Polacy nie chcą na wakacje do Afryki?

Od początku było wiadome, że zamieszki w państwach afrykańskich odbiją się echem na całym świecie. Jednak spadek sprzedaży wycieczek jest większy niż się spodziewano.

Polacy nie chcą już wakacji w Egipcie, Tunezji i unikają rezerwowania wycieczek do innych państw afrykańskich. Jak pokazuje obecna sprzedaż i rezerwacje biletów turystycznych, państwa afrykańskie, w których w ostatnich tygodniach dochodziło do przewrotów rewolucyjnych, nie cieszą się już popularnością wśród Polaków.
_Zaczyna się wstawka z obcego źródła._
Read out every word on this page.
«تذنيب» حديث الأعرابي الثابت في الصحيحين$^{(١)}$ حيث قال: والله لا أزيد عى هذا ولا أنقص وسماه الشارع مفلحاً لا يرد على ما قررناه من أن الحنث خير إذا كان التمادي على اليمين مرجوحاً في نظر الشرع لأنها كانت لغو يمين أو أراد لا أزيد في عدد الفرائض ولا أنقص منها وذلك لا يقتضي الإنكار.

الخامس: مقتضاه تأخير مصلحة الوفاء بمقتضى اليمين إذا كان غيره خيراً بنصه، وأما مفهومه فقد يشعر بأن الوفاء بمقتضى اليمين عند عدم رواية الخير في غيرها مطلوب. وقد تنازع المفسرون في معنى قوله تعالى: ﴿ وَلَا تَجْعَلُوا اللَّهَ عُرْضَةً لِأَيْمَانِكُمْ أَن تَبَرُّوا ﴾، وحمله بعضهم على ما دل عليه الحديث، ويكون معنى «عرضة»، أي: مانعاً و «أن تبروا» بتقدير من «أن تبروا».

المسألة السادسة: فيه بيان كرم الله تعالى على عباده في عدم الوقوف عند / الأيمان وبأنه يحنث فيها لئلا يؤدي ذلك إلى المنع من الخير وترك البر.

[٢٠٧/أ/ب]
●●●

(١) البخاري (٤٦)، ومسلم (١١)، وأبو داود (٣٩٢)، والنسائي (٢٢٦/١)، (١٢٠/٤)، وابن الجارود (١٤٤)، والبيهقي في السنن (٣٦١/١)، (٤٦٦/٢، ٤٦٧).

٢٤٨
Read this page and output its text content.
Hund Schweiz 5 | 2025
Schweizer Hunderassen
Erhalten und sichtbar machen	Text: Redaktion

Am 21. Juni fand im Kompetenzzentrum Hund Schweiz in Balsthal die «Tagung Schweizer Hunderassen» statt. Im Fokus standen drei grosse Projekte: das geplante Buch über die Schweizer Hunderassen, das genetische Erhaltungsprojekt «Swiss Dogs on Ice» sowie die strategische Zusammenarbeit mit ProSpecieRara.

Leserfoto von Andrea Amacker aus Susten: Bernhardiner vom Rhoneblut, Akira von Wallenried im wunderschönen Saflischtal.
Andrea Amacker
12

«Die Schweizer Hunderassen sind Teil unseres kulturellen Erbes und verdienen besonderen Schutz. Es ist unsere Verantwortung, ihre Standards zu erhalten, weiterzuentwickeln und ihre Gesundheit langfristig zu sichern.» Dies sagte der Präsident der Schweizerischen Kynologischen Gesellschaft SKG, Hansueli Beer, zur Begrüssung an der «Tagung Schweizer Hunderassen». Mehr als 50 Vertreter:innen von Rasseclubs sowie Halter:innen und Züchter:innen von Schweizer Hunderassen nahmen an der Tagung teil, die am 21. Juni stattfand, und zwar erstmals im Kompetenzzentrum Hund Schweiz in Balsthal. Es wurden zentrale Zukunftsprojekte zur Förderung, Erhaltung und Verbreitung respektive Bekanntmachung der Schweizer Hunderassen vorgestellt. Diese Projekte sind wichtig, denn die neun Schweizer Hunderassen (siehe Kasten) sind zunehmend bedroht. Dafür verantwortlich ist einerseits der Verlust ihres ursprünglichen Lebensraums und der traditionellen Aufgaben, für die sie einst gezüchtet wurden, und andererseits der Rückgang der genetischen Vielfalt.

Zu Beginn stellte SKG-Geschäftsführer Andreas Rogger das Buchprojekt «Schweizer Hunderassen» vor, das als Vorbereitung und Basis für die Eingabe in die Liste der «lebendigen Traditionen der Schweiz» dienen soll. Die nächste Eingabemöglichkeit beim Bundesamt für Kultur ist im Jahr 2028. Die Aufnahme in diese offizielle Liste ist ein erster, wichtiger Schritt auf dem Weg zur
W tym roku wakacje planujemy, między innymi w Hiszpanii, Turcji czy bardziej odległym Izraelu. Jak szacują biura turystyczne, obecnie sprzedaż biletów do Egiptu czy Tunezji jest niższa nawet o 70% w porównaniu z ubiegłym rokiem. Dziennie kupowanych i rezerwowanych jest o ok. 150 biletów mniej niż dotychczas. Co ciekawe, nie pomogły nawet obniżki cen. Przeciętny bilet kosztuje dziś średnio 200zł mniej, lecz mimo tego, Polacy nie kwapią się do odwiedzenia miejsc, którym ciągle grozi wybuch zamieszek.

Podróże do Hiszpanii czy Turcji są droższe od wycieczek do Afryki, lecz bezpieczeństwo jest w tym przypadku ważniejsze. Polscy turyści chcą czuć się spokojnie i dać sobie szansę na pełnoprawny wypoczynek. Z tego powodu, wolą zapłacić nieco więcej, jednocześnie gwarantując sobie normalne, bezstresowe wakacje. Kierując się do Hiszpanii musimy liczyć się z wydatkiem wielkości ok. 1500zł od osoby, a jadąc do Turcji z biletem za ok. 1200zł. Jako, że ceny wycieczek na Półwysep Iberyjski i do Turcji są stosunkowo wysokie, cieszyć mogą się polscy gospodarze. Niemożność realizacji wcześniej obranego celu w postaci Egiptu czy Tunezji skutkuje tym, że tysiące rodaków zostaną w kraju i skorzystają z rodzimych atrakcji, odwiedzając morze, góry i jeziora.